We switch to Meijer (a Wal _mart like chain) and found our bills drop,
generally, by about 20% because items, when averaged, were priced lower. I had
avoided Aldi because I had the impression that they were "lousy quality", but
out of desperation, we tried it. What we discovered was that _everything* we
ordered was less than the lowest price we could find elsewhere. Aldi shopping
generally involves buying "Aldi brands", which were "hit with a little miss"
\-- the kids love the Chicken Nuggets (more than Costco's brand) and we all
hated their maple syrup. On produce, though, was where the biggest surprises
were. My kids _fight_ over grapes and Aldi carried them at the lowest price,
and _only_ carried the small green or small red grapes (we're partial to
green). Small grapes are sweeter and these are these taste like candy. That
pattern repeated with every fruit, vegetable, and meat (we can't find pork
chops this good at any of the general grocers). Some things, like the cheap-o
frozen pizzas that I'm partial to, are larger and less expensive (Momma Cosi's
brand is $2.50 or less and compares with Tony's Pizza at $3.00 or more but the
Aldi pizza is larger and tastes better).

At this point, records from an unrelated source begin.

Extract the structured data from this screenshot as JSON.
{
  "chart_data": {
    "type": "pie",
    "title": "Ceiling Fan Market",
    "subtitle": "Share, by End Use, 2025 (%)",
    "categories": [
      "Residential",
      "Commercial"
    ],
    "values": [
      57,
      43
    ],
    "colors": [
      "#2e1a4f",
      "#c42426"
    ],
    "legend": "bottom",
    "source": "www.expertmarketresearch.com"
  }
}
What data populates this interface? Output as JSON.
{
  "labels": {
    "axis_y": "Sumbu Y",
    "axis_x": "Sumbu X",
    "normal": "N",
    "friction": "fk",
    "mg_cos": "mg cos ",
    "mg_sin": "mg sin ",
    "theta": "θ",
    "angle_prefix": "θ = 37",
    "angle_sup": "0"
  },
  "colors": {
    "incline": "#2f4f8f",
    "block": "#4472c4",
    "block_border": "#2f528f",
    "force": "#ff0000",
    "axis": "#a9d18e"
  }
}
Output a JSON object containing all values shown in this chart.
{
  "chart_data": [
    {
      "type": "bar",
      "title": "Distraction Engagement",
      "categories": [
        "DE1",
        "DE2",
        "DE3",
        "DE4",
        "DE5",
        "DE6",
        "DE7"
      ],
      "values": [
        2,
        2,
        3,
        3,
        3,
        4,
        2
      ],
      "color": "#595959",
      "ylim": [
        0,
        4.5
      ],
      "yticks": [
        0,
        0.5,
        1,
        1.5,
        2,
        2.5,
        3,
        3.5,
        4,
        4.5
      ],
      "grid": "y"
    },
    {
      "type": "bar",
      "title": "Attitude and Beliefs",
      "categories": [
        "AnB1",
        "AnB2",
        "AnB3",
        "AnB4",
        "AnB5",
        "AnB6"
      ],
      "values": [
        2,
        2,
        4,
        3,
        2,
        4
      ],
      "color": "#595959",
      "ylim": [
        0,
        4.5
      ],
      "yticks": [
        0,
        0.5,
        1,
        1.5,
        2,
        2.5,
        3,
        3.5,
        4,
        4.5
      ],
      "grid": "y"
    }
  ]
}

I _might_ be able to do better with
coupons, but this saves me _time_ and it reduced by grocery spend by 60%
without affecting the kinds of food I purchase (the kids _prefer_ their knock-
off Coco Krispies and Cinnamon Toast Crunch to the actual brand).

Then there's the shopping experience: some parts of it feel strange to an
American ($0.25 deposit to get a cart being the one you notice immediately --
or having to bring your own bags/bag your own stuff[0]), but once you get past
those small things, the rest of the experience is great. The stores are well
organized and the cashiers are the _fastest_ (they're timed) and check-out is
quick regardless of the length of the line. I've never seen more than two
employees in a store any time I have ever shopped and I'm convinced they run
them on about that many people most of the time, but it doesn't impact
service.

Then there's the non-grocery items. The best blender I own was one I purchased
for $20 from there. I am currently leaning against a $5.00 pillow I purchased
from there and my laptop is sitting on a bamboo "breakfast in bed tray" I got
from there for $10. Last year, they carried the Wanhao i3 printer (same as
Maker Select v2 from Monoprice) and I picked up two Broadlink WiFi plugs for
$5.00/piece on the 50% off rack in January of this year.

[0] If you're a "go green" type and have discovered that those reusable bags
require an obscene amount of use before they cover the environmental cost you
can do what I do: every Aldi I have ever visited has a storage area for empty
boxes somewhere near the front. Take as many as you need and use them to get
your things home. They also have no problem with you consolidating boxes on
the shelves to get extras. I haven't brought a bag into Aldi in over a year
because I find it more convenient to use the boxes -- they fit more, they
stack better in the car and make it easier to unload everything when you get
home.